Gesunde müssen nicht zwangsläufig den Weg über einen Arzt wählen. Es gibt zahlreiche Angebote etwa „für Personen, die präventiv abnehmen möchten, Schwangere oder Personen, die sich grundsätzlich bei der Umstellung ihrer Ernährung unterstützen lassen möchten“, erklärt Nadia Röwe. Auch spezielle Kurse für Veganer seien keine Seltenheit mehr. Ob die Beratung dann über die Krankenkasse abgerechnet werden kann, ist jedoch fallabhängig. Die Preise für die Angebote liegen zwischen 20 und mehreren Hundert Euro.

Was zahlt die Kasse?

Die gesetzlichen Krankenkassen bezuschussen Ernährungsberatung für Gesunde in Form von Präventionskursen. Grundlage ist Paragraf 20 des fünften Buches des Sozialgesetzbuches. Wie genau solche Kurse aussehen, hat der Spitzenverband der Gesetzlichen Krankenkassen in einem Leitfaden festgelegt. Produktwerbung, der Einsatz von Nahrungsergänzungsmitteln, Diät-Pulvern und Allergietests sowie reine Kochkurse sind tabu.

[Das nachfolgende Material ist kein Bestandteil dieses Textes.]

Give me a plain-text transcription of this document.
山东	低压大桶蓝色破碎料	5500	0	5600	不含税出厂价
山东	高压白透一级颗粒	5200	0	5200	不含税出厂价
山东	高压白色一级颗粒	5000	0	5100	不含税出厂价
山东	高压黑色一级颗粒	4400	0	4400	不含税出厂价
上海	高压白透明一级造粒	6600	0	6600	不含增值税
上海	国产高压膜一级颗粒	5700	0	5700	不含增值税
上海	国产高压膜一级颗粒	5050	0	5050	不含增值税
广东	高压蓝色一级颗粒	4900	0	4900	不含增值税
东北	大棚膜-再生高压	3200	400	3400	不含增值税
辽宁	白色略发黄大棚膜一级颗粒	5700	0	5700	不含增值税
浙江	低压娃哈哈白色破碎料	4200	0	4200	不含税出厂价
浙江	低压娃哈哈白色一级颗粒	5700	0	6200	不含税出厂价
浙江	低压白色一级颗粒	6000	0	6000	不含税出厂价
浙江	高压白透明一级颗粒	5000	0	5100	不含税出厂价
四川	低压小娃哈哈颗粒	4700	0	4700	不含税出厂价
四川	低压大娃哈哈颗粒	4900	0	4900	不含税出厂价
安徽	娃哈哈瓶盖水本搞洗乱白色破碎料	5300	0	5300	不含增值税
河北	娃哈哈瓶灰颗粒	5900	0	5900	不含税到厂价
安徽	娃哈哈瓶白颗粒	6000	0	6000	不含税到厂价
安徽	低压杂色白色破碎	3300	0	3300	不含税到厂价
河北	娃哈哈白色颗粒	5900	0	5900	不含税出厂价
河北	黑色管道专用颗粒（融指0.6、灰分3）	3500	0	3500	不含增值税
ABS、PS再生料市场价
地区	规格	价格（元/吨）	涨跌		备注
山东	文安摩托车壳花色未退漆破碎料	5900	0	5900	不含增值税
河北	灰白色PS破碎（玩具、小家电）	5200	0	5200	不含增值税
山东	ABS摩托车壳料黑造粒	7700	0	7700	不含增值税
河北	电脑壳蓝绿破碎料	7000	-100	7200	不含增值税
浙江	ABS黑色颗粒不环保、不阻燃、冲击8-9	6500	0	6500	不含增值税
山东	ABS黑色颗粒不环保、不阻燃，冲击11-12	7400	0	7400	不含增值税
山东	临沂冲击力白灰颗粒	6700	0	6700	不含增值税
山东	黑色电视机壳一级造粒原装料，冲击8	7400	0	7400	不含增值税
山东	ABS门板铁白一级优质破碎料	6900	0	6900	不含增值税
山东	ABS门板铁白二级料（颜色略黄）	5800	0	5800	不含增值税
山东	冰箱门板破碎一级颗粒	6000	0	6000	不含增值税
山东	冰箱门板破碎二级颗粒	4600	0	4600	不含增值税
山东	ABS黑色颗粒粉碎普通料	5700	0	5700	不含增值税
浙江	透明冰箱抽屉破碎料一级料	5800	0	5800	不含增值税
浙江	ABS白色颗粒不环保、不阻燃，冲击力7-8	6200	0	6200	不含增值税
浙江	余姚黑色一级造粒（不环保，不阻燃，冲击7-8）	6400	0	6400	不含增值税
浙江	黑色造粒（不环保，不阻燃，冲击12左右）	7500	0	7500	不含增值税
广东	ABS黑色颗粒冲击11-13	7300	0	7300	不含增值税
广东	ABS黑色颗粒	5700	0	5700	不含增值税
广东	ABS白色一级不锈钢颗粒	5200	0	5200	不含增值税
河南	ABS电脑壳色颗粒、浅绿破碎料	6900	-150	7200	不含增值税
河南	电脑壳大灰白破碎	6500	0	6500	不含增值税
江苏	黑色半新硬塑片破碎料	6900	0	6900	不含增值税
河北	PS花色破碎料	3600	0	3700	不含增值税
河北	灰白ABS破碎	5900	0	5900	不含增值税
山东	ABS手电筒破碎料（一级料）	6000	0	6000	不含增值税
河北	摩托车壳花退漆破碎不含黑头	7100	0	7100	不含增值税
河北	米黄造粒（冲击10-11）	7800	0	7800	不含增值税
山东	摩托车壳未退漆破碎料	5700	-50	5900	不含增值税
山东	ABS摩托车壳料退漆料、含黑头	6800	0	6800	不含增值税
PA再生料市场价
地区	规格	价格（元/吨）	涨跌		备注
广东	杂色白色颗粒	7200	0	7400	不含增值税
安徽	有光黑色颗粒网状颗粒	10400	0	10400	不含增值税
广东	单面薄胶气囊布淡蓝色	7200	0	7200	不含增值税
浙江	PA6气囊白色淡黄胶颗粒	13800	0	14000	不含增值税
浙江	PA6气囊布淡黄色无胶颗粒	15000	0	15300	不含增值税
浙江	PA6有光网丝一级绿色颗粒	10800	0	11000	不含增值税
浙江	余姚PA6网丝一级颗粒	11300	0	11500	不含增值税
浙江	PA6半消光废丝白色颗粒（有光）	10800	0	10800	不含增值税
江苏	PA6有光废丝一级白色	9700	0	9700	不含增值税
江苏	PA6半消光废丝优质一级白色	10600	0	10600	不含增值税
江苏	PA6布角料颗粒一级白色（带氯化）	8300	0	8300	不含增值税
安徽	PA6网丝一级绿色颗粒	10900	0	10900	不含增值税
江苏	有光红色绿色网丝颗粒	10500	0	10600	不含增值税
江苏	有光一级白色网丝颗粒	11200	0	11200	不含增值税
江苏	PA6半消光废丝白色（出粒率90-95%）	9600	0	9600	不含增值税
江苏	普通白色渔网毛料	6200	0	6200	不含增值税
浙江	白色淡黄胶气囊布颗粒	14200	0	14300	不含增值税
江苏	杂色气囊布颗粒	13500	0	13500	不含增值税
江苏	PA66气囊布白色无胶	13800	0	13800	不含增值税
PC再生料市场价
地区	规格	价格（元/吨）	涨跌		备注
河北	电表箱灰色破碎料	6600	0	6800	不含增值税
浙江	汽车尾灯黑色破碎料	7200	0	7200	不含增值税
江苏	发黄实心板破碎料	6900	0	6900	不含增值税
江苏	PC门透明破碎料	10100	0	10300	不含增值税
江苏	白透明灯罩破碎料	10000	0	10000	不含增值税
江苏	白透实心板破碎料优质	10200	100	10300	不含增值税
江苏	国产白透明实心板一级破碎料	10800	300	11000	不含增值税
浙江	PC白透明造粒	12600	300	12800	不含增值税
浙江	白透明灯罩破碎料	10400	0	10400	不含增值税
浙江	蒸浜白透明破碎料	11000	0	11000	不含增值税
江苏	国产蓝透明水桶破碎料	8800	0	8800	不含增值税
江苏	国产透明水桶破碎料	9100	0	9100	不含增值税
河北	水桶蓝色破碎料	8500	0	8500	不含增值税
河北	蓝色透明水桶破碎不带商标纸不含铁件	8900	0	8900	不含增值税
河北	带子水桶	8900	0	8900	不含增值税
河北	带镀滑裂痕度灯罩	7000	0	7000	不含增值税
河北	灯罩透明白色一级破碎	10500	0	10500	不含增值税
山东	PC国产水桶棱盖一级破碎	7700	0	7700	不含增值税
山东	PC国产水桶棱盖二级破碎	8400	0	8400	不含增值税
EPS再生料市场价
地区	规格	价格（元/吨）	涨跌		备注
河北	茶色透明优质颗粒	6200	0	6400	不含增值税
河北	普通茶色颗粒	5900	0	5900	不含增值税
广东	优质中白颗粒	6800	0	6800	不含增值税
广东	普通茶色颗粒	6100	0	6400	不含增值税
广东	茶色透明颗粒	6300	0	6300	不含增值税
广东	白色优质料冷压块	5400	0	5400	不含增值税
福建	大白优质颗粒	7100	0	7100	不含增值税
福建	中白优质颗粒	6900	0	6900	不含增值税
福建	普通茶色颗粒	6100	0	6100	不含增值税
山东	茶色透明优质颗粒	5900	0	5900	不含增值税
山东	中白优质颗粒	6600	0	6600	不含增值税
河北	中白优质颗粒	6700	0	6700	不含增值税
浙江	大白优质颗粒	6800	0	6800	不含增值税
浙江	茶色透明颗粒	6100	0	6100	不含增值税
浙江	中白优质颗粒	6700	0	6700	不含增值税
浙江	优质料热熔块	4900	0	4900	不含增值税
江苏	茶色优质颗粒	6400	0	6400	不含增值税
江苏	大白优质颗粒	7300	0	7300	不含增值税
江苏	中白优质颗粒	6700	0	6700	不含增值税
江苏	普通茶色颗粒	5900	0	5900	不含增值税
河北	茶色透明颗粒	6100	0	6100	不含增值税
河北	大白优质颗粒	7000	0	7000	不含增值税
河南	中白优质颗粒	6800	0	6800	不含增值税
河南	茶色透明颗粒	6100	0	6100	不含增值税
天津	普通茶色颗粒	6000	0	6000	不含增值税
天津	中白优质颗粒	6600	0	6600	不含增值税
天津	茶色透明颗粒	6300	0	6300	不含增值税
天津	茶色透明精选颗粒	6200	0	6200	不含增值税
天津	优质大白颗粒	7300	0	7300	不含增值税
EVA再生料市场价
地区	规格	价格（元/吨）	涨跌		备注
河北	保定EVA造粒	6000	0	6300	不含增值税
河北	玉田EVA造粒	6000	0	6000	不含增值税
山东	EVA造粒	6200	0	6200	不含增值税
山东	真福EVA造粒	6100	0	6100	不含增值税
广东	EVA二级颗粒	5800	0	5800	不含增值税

Die Beratung muss so gestaltet sein, dass Versicherte das Gelernte nachmachen und in den Alltag integrieren können. Für Gesunde werden im Normalfall nur Gruppenseminare unterstützt, einzelne Kassen bezuschussen aber auch individuelle Beratung. Kranke werden nach Paragraf 43 SGB V bezuschusst, eine individuelle Ernährungsberatung zählt hier als „ergänzende Leistung zur Rehabilitation“. Die Höhe der Zuschüsse variiert. Die großen gesetzlichen Krankenkassen etwa übernehmen zwischen 150 bis 170 Euro pro Jahr für bis zu zwei Kurse.